'A world of difference': Hearing aids improve life of Academy officer

Lt. Col. L. William Uhl (U.S. Air Force photo/Bill Evans)

Lt. Col. L. William Uhl (U.S. Air Force photo/Bill Evans)

U.S. AIR FORCE ACADEMY, Colo. -- I am a lieutenant colonel, a philosophy instructor and a husband and father. I am almost 48 years old. I have hearing loss and wear hearing aids.

It was always my hope that I would never have to make that last statement but if I am to be honest, I must make it now. 

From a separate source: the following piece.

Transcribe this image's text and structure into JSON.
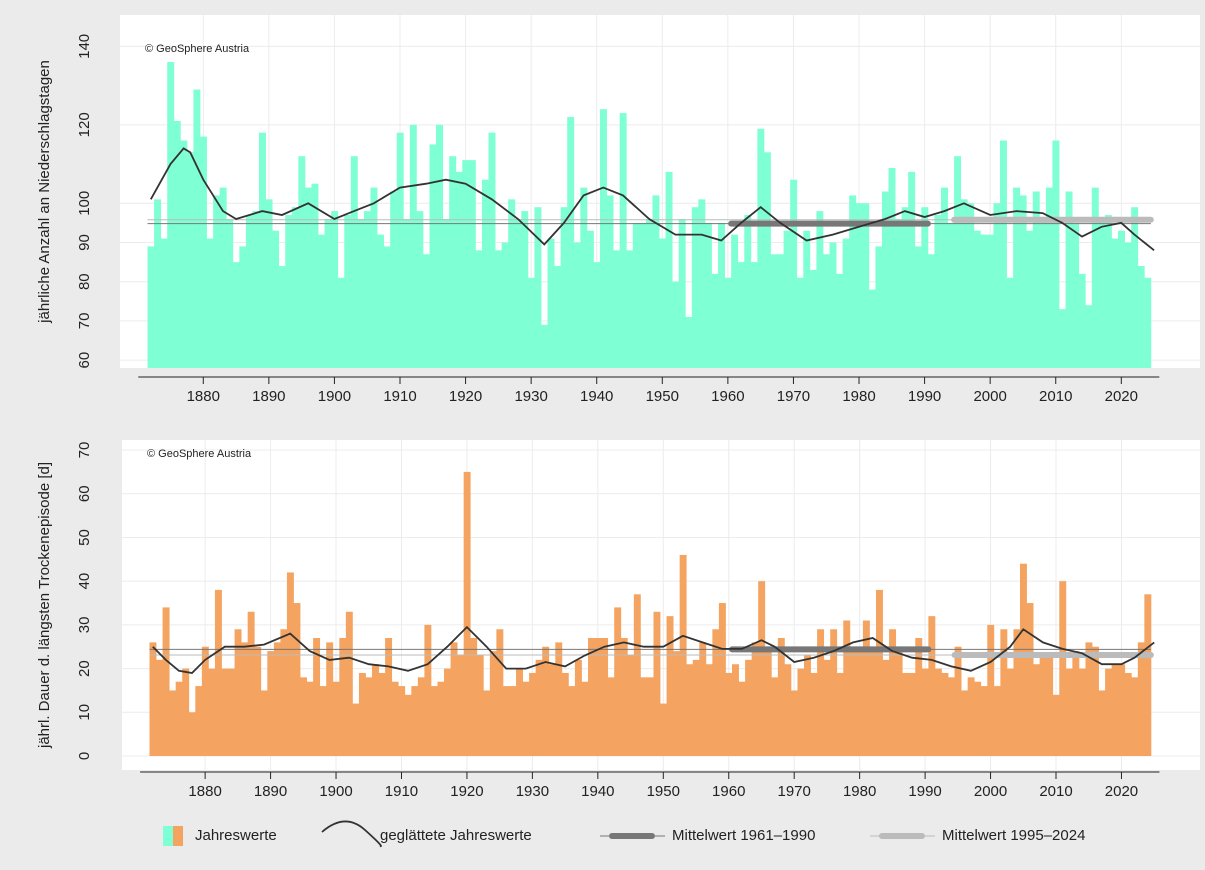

I pride myself on the precautions I've taken to protect my hearing: wearing double-hearing protection while operating lawn mowers and other power tools, refraining from using music headphones and ear buds, etc. I thought I would be one of the lucky people to never be diagnosed with hearing loss or who might need to use hearing aids.

I can't remember when it started, but my hearing changed over the last year or so. On multiple occasions, I misunderstood questions my wife asked me. My attempts to answer the questions I thought I had been asked were met with, "That's not what I asked," or "You didn't hear what I said, did you?" My wife noticed when I responded to my children's more-complicated questions with "uh-huh." My wife can watch TV with the sound turned down and catch everything being said. To mask my hearing loss I laughed when she did, but I knew fully well I didn't hear what was being said.

I also noticed changes in the classroom. I asked my students to repeat themselves but I kept that to a minimum. I felt left-out of conversations when one student across the room would make a remark and everyone responded, including the person next to me. I prefer to stand or walk around in class while I teach. Having this freedom as an instructor, I often used the walk-around style to get close to someone to hear what they were saying.

I played the blame game. I complained about people who didn't project their voices well, who mumbled or who spoke too quickly. While people with excellent hearing may not always hear everything that's being said, when everyone else is hearing what's being said - everyone but you - you begin suspecting the problem may be yours. 

In October, I scheduled a hearing test and hoped the problem might be something as simple as earwax. When the audiologist and the ear, nose and throat specialist said my ear canals were completely clean (I had used ear drops purchased at the drugstore, unbeknownst to anyone else), I feared the worst.

Earlier this month, I was fitted for hearing aids. The audiologist programmed my hearing aids to target frequencies at which I have difficulty hearing. I can adjust the volume of my hearing aids depending on the environment I'm in. I can mute them when necessary and I can program them for when I'm listening to recorded music.

What's the verdict? I love my new hearing aids. I'm not constantly asking my family or others to repeat themselves. I'm not straining to hear everything said in a classroom. While singing at choir practice last night, I found myself able to harmonize. 

If it were possible to wish my hearing back to normal, I would do so in a heartbeat. But since I can't, I rely on my hearing aids to make up for what I'm unable to hear. Much to my relief, I've learned that having to wear hearing aids is not a career-ender.

If it's been a while since you last had your hearing checked, or you think your hearing isn't what it used to be, make an appointment and find out if you need hearing aids.